An intimate and beautiful special that's bloomed from the pandemic.
Isolated during the pandemic, comedian and director, Bo Burnham put together a special. All by himself.
Here be spoilers…
What we like
What do you do when you're stuck indoors, trying to wait out the pandemic? If you're like most of us, you'll take up that hobby or finish that series you've queued or write that fucking book you've always talked about. But if you're Bo Burnham, you make a comedy special.
A little background on Bo Burnham for the uninitiated: he came into prominence on YouTube in 2006 with his musical comedies. That led to film and TV appearances, album releases and live tours. After suffering from panic attacks during his last tour of Make Happy, Burnham retreated from live performances and social media. He wrote and directed Eighth Grade and starred in Promising Young Woman before surprising us with Inside, a special he made during the pandemic.
For Inside, we track Burnham's journey as he puts together a special all on his own. We witness a creative trying to make do under these dire circumstances; the place, he's in, is a mess of cables, lighting and camera equipment. Burnham's personality always felt that it can fill a stadium or a small room. He's at ease whenever he's performing but underneath the bravado, is a man who is assailed by the enormity of his work in putting together a special on his own and the closing isolation he had placed on himself.
"Comedy" pokes fun at the self-importance of a comedian's worth in a world on fire; "Problematic" touches on past activities that might be distasteful in today's context; "Shit" really lays it on about what everybody is feeling during the pandemic… on a whole, Burnham's setlist is inherently funny but some of the songs draw from serious issues.

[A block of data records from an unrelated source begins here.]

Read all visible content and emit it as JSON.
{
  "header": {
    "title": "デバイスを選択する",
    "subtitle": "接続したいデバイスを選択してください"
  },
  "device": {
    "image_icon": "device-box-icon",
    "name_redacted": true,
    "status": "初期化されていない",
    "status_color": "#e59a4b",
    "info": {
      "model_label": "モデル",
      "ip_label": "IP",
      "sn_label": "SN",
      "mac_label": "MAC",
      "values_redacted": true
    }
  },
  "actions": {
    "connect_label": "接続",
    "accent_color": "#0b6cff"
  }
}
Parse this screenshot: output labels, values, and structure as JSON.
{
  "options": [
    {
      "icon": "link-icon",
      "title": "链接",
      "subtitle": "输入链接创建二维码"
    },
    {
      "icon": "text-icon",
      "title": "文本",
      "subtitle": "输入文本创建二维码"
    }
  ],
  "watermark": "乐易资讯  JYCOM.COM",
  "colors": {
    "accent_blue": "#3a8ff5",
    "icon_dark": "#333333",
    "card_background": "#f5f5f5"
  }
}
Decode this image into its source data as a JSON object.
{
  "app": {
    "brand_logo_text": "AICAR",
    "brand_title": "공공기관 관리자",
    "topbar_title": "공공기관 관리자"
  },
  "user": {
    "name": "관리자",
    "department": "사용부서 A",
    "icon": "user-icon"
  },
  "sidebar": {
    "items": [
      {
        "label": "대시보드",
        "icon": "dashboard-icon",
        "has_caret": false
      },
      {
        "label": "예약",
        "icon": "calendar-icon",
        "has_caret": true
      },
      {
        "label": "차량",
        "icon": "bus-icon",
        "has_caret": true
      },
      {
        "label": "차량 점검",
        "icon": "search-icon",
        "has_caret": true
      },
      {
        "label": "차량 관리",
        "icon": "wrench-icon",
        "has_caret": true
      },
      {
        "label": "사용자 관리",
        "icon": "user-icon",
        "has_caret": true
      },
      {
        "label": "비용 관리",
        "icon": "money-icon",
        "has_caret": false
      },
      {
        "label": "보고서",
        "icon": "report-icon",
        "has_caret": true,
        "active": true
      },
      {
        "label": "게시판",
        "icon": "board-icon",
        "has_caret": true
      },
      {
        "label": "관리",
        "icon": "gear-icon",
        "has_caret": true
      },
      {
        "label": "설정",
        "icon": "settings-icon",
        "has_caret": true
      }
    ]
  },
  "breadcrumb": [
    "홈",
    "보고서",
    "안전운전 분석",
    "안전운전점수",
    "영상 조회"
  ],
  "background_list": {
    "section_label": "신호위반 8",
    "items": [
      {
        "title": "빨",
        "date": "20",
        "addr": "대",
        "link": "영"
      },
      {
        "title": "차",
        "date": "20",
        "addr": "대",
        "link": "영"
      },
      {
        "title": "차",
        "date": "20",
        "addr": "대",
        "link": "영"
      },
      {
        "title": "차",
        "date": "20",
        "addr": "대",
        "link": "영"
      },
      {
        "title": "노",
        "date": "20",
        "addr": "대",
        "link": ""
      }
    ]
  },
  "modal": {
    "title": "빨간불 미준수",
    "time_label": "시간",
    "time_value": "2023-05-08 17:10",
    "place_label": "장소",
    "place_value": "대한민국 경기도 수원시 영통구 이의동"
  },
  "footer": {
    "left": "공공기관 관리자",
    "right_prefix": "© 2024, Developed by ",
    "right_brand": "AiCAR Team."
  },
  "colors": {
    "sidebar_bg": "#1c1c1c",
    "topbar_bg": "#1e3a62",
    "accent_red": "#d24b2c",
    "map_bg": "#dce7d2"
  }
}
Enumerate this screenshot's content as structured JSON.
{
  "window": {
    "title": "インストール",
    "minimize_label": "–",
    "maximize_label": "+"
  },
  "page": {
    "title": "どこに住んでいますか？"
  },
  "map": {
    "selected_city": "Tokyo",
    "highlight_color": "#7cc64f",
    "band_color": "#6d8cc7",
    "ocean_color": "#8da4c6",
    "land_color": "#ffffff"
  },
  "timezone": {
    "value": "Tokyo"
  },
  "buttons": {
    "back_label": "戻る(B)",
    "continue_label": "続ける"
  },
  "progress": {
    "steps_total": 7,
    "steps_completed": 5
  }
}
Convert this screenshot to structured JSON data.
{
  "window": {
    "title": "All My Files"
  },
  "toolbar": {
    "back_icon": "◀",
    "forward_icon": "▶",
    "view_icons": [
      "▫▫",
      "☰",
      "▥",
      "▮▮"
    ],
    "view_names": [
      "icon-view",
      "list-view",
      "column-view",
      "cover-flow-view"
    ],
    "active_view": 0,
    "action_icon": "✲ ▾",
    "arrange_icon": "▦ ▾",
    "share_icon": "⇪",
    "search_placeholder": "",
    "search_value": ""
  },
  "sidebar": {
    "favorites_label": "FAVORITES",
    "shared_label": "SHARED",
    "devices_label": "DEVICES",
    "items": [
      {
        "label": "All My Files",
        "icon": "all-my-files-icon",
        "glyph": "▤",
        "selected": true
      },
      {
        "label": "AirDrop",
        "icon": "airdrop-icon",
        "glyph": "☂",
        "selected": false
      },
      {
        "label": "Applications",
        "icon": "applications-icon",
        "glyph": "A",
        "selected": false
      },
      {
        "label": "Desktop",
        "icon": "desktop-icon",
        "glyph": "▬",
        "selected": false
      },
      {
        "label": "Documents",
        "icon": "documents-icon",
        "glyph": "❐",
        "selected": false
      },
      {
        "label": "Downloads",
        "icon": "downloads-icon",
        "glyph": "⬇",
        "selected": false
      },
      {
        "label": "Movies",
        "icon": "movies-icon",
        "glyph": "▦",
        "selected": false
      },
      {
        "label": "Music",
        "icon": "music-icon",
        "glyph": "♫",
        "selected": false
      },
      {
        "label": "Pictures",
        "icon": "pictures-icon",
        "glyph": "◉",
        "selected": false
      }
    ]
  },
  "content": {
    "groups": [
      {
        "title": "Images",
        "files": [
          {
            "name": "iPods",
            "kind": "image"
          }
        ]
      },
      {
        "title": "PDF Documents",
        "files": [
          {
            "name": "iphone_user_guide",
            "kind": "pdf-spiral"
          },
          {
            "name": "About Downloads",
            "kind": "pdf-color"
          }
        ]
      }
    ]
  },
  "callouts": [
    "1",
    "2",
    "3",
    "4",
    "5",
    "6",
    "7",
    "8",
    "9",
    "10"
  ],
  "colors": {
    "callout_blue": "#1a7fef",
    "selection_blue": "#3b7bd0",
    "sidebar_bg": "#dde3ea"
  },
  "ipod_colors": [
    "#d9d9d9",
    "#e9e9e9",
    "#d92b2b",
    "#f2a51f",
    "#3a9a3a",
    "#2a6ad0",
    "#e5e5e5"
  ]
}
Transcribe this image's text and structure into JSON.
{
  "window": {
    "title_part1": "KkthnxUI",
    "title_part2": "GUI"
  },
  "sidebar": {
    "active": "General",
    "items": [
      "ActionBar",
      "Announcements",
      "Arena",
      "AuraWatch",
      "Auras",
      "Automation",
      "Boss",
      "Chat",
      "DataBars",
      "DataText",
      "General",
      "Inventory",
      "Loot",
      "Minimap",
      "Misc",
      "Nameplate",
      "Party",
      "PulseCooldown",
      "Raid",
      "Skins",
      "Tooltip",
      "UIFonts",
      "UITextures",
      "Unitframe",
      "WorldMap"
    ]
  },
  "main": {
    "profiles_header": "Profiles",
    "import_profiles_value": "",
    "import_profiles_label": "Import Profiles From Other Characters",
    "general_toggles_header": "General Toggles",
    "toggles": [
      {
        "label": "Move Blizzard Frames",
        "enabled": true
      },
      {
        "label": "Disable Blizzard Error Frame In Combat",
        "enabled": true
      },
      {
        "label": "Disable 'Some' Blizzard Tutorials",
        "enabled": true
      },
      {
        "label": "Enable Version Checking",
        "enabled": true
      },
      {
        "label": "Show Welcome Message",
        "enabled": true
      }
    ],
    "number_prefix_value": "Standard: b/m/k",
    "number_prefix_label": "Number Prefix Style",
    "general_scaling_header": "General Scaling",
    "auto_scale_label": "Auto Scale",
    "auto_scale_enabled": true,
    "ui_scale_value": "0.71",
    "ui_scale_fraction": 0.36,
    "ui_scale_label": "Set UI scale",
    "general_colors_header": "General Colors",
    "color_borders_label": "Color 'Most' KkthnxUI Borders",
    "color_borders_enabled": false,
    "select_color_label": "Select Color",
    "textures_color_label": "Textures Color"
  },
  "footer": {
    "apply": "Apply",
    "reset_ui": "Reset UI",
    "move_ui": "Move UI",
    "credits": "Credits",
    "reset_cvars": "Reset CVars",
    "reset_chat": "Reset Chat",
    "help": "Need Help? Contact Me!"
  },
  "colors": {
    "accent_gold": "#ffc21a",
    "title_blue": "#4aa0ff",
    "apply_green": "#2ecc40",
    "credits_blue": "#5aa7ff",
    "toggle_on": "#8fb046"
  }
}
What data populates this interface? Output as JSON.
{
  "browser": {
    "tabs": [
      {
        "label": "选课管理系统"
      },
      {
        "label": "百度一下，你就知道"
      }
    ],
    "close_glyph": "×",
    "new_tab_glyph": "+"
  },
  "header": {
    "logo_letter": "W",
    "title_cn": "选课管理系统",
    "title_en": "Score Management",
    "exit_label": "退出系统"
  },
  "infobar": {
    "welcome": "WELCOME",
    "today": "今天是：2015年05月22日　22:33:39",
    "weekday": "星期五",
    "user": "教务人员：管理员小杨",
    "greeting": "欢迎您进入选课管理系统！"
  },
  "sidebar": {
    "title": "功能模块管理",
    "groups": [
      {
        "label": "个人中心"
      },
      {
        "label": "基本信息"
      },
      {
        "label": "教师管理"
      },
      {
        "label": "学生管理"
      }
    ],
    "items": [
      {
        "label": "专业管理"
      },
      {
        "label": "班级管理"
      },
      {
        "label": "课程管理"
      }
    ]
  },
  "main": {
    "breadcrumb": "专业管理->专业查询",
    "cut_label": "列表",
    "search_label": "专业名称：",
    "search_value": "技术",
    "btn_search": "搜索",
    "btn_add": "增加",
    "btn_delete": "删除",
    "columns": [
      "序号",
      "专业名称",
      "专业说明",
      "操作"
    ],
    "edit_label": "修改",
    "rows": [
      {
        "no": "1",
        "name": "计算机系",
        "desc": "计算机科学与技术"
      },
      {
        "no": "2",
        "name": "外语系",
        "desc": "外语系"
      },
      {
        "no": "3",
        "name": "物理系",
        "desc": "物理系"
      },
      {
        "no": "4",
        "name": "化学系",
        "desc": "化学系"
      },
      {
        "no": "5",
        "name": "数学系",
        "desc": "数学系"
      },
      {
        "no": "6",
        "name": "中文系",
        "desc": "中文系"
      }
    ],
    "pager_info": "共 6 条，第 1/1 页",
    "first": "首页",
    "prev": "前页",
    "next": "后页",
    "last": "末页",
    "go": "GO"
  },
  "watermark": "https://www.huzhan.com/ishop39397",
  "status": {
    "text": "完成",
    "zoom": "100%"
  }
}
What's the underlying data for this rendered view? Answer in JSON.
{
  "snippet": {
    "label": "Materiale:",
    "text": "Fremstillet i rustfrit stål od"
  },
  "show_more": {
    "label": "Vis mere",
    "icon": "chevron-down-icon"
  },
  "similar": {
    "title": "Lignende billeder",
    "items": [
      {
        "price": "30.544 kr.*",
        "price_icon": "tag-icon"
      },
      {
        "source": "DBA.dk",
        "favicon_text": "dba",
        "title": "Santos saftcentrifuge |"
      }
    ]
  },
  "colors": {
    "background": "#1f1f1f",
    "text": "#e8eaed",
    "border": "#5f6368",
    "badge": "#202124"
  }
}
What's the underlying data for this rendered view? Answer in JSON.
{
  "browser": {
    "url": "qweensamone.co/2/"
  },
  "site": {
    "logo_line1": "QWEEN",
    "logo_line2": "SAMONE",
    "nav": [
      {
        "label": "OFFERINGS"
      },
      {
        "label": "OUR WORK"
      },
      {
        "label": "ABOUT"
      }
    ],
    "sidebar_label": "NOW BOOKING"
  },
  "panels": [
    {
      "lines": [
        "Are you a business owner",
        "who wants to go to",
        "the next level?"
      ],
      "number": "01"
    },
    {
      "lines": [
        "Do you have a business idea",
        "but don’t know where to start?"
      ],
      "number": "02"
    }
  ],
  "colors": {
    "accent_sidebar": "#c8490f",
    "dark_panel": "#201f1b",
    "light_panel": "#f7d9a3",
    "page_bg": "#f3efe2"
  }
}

You can look at the special as a sort of therapy for Burnham. After his panic attacks during his last tour, he moved his attention towards making Eight Grade, which was critically lauded. The return to creating another special, especially during the pandemic, is such a ballsy move, one that really browbeats Burnham's mental health. Interspersed between the music and comic bits, Burnham addresses the camera, often giving updates or insights into his creative process. This verbalisation of one's thoughts is a way to cement them, as though the manifestation of what's in your head can only happen when you ascribe names to them.
What we didn't like
If we were to take the special at face value, it is a revelatory piece of work that came together at an unusual time. But because I'm the sort of individual to smother happiness while it is still in its crib, I've questions about the honesty of the special.
Look, there's always an agenda to everything. A documentary cannot exist in a vacuum; editing and omission can nudge the narrative to its desired direction. On a superficial level, Inside's goal is to highlight creating during isolation.
Burnham hasn't given an interview about the special. What we're able to gather are from previous interviews and articles about the special itself. We don't know if he sequestered himself all the time in the guest room (we sorta know it's the guest room from the final scene of his last special, Make Happy). We can only assume that if he wants, he could always go back into the main house to recuperate. Did he sleep in the guest house? Was he able to still hang out with his girlfriend, Lorene Scafaria, with whom he lives with? And there's a moment where he broke down in tears. Was that planned? How many takes did he take to get it? These and other dumb cynical concerns are stopping me from fully enjoying Inside.
What to look out for
The meta-ness, the effort he puts into his bits as a one-man crew. All of his songs are great but the song (below) really took the cake for me.
Bo Burnham: Inside is now out on Netflix.